In ihrem Schreiben an Ministerpräsidenten Winfried Kretschmann weisen in Baden-Württemberg die 30 unterzeichnenden Bürgermeister darauf hin, dass die Pandemie noch länger andauern könnte. „Es ist zu befürchten, dass die Pandemie durch diese sektoralen Eingriffe so wenig gebremst wird, dass sie bis zum Frühjahr verlängert werden müssen“, heißt es in dem Brandbrief.

Allein mit Geld kann man Unternehmergeist, Kreativität und Leistungswillen nicht erhalten.

30 Bürgermeister an Regierungschef Winfried Kretschmann

Dauerhafte Abwertung und Untätigkeit werde viele zum Aufgeben treiben, warnen die Bürgermeister. "Was dadurch zerstört wird, ist auf lange Zeit nicht mehr wiederherzustellen.“ Der Ministerpräsident verteidigt die Beschlüsse von Bund und Ländern und garantiert Unterstützung für Betroffene.

Städte- und Gemeindebund ist für unbürokratische Hilfen

Der Deutsche Städte- und Gemeindebund spricht von Beschlüssen mit Augenmaß. Damit wurde verhindert, dass das Land in eine Art „Halbkoma“ fällt, sagte Hauptgeschäftsführer Gerd Landsberg.
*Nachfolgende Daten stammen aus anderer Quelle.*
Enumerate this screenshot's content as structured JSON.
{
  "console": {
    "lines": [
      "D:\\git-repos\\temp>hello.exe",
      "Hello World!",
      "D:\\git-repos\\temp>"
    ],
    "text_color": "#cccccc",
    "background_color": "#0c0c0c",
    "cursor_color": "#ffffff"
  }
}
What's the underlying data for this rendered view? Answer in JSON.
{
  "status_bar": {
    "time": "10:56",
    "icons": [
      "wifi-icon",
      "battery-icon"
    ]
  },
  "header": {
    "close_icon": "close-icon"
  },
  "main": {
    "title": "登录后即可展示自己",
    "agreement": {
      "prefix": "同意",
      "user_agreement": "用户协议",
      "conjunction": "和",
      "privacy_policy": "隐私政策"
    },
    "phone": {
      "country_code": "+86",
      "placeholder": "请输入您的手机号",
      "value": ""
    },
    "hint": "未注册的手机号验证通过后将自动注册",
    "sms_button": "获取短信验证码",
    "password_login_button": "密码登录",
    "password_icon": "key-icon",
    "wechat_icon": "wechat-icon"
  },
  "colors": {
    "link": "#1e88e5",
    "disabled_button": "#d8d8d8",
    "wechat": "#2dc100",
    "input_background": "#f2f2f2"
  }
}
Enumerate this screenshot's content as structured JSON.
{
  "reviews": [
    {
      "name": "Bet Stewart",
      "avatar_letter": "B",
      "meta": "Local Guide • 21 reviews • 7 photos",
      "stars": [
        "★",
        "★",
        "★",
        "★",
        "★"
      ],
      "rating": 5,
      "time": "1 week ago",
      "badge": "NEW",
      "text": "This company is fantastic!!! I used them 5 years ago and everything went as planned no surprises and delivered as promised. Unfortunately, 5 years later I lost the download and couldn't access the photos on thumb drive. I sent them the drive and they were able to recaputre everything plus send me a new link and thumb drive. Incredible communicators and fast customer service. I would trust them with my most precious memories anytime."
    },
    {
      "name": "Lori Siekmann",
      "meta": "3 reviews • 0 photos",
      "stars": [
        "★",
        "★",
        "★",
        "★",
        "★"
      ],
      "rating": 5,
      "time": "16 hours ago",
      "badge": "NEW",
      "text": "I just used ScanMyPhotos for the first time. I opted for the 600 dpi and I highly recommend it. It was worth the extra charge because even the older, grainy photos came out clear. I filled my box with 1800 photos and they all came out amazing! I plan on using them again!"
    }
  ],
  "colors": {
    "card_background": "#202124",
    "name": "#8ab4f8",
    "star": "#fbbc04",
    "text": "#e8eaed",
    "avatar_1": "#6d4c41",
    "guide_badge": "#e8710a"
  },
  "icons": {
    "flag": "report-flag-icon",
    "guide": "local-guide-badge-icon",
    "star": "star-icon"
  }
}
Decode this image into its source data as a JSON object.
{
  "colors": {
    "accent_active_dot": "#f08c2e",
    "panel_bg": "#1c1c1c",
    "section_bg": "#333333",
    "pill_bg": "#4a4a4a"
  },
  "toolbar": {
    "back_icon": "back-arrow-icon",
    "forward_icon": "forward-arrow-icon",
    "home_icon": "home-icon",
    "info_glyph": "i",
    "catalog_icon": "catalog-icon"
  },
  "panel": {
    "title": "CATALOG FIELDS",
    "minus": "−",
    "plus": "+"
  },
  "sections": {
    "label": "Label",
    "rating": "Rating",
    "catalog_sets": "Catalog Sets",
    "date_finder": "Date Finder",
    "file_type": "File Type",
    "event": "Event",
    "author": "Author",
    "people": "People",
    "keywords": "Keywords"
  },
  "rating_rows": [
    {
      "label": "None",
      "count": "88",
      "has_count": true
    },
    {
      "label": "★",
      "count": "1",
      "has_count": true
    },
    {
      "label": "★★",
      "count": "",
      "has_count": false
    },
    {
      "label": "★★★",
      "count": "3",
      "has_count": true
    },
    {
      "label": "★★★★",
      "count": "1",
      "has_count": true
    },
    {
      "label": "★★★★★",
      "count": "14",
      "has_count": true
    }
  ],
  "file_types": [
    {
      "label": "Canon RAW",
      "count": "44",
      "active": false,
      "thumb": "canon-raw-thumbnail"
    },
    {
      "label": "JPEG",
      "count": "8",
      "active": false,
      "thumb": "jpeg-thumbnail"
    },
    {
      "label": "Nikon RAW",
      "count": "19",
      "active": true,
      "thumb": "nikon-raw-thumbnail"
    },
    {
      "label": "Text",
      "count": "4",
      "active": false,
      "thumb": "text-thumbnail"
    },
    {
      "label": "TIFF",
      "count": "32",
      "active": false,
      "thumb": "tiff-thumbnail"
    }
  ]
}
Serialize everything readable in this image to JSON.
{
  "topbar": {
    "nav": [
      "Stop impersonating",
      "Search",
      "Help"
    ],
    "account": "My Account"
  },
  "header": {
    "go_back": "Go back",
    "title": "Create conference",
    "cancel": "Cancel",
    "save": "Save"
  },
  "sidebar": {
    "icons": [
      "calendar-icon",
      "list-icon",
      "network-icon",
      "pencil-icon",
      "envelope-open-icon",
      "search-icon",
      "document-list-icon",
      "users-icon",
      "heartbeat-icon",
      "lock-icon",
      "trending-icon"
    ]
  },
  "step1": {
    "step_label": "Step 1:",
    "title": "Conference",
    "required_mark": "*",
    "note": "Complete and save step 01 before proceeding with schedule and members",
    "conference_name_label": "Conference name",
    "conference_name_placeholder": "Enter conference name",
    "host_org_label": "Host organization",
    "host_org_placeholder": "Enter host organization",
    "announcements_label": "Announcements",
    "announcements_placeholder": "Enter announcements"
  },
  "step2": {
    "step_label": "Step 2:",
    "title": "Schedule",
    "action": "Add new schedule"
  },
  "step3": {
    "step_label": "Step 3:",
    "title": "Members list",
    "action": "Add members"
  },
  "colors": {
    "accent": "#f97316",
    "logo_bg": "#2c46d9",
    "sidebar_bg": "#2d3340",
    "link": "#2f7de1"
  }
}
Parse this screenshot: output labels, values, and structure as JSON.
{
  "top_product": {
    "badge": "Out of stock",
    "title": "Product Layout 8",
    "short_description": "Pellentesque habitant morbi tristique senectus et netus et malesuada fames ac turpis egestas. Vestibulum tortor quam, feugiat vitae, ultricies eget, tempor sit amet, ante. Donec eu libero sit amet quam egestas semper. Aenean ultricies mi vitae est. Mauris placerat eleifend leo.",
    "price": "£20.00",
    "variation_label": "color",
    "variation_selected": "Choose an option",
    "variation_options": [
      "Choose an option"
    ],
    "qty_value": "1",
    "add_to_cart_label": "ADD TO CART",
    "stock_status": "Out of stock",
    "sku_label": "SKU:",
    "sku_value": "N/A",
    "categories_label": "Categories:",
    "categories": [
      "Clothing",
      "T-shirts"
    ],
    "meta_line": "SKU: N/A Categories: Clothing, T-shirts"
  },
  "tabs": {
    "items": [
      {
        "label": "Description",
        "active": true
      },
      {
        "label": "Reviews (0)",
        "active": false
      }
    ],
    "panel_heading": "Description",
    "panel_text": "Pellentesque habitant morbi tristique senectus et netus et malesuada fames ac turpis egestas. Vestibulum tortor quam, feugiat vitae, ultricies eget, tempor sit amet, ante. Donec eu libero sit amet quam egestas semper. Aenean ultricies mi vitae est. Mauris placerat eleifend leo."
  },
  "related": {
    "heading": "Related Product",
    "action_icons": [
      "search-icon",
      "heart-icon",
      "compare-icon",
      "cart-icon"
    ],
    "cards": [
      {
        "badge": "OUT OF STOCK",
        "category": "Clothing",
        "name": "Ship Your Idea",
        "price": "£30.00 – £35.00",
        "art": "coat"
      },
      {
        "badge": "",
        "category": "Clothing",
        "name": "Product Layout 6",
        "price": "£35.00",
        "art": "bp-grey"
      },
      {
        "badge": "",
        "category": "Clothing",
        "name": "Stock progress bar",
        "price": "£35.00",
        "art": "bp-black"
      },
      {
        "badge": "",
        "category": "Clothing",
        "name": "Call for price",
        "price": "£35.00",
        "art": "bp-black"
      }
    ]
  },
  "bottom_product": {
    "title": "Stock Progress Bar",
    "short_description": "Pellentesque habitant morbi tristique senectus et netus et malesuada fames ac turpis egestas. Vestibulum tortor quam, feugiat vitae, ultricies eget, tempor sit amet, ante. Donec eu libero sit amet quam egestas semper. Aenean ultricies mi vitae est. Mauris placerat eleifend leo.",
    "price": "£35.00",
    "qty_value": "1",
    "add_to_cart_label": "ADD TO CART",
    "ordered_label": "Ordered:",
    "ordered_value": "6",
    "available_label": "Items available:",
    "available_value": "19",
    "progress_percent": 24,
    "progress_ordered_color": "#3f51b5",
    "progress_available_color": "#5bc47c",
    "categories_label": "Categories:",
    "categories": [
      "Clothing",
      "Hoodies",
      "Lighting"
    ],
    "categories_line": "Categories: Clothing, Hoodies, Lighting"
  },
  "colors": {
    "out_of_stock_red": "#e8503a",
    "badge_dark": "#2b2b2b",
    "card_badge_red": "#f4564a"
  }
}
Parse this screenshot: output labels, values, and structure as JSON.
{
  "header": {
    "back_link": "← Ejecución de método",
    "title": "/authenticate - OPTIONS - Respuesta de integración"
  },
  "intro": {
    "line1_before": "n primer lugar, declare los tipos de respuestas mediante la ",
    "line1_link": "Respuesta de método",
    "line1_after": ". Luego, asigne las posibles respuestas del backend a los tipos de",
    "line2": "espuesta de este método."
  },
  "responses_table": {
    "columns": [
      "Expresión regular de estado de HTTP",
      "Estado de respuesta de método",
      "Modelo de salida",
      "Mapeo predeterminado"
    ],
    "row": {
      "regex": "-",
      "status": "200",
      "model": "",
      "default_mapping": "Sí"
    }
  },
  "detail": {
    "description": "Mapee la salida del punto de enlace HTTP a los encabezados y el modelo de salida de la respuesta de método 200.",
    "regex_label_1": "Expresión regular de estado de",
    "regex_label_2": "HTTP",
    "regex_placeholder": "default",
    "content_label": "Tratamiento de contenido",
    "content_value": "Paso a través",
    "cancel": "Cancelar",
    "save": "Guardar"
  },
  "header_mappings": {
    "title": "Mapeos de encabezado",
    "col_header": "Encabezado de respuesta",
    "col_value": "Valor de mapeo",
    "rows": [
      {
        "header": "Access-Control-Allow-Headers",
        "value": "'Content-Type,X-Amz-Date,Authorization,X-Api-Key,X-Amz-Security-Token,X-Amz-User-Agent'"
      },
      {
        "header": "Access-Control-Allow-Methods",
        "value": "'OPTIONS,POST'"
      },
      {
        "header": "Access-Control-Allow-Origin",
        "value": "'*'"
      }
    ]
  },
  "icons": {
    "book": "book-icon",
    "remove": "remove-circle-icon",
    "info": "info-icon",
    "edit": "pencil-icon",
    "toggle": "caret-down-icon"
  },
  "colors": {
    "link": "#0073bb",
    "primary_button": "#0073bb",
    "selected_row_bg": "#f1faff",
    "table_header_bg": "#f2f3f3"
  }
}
Er forderte aber auch: „Nachdem nunmehr insbesondere die Gastronomiebetriebe für einen Monat schließen müssen, ist es wichtig, die angekündigten finanziellen Hilfen schnell und unbürokratisch umzusetzen, damit die Betriebe nicht aufgeben müssen. Das wäre ein verheerendes Signal für das Leben in unseren Städten.“

Man hat verhindert, das Land in eine Art „Halbkoma“ zu bringen und es ist richtig, insbesondere Schulen und Kindergärten grundsätzlich weiterhin zu betreiben. Nun bleibt zu hoffen, dass die Maßnahmen die gewünschte Wirkung erzielen.

Hauptgeschäftsführer des DStGB Gerd Landsberg

Deutscher Städtetag begrüßt das klare politische Signal

Der Präsident des Deutschen Städtetags Burkhard Jung sagte: „Das ist ein klares politisches Signal, das wir jetzt brauchen. Es ist besser, jetzt entschlossen zu handeln, als später mit Versäumnissen zu hadern." Schließlich werde damit auch die Gesundheitsversorgung sichergestellt, was insbesondere für schwere Krankheitsverläufe wichtig ist, so Jung, der auch Leipziger Oberbürgermeister ist.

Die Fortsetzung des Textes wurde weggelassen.